The idea to eliminate the yellow perch limit originated with an advisory group of anglers assembled by the DWR.

Brook trout limit increased at Boulder Mountain reservoir

The board also approved a recommendation to increase the daily brook trout limit at Oak Creek Reservoir, one of 80 lakes and reservoirs on the Boulder Mountains in southern Utah.

Starting Jan. 1, the limit at Oak Creek will increase from four brook trout a day to 16 brook trout a day.

"The reservoir has an increasing population of brook trout, and fish are growing much slower," Cushing says. "The fish are not getting as big. When the limit increases on Jan. 1, we hope anglers will take advantage of the increased limit and remove some additional fish. If they don't remove enough fish, we'll have to chemically treat the reservoir and then restock it with sterile brook trout that can't reproduce."

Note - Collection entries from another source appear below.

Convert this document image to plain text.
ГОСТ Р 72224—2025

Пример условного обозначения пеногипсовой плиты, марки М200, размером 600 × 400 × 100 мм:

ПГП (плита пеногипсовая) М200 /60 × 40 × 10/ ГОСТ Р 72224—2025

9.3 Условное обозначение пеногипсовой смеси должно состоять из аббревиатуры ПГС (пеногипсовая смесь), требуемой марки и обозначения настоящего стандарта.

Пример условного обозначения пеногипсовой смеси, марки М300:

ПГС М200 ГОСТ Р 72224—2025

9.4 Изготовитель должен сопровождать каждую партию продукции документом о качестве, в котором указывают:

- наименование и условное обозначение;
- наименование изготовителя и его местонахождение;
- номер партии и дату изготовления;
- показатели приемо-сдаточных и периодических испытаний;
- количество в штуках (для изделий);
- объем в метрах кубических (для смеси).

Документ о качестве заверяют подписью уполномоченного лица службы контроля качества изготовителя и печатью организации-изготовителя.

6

Another change on the Boulder Mountains involves placing limits on each of the mountain's 80 lakes and reservoirs. Currently, lakes and reservoirs are grouped together, based on where on the mountain they're located. Then, a limit is applied to every lake or reservoir in the group.

"Listing each water that has a limit that's different from the general statewide limit, and what the limit is for that specific water, will eliminate a lot of confusion among anglers regarding what the limit is at each water," Cushing says.

An advisory group of anglers who enjoy fishing on the Boulder Mountains helped the DWR draft the proposal the board approved.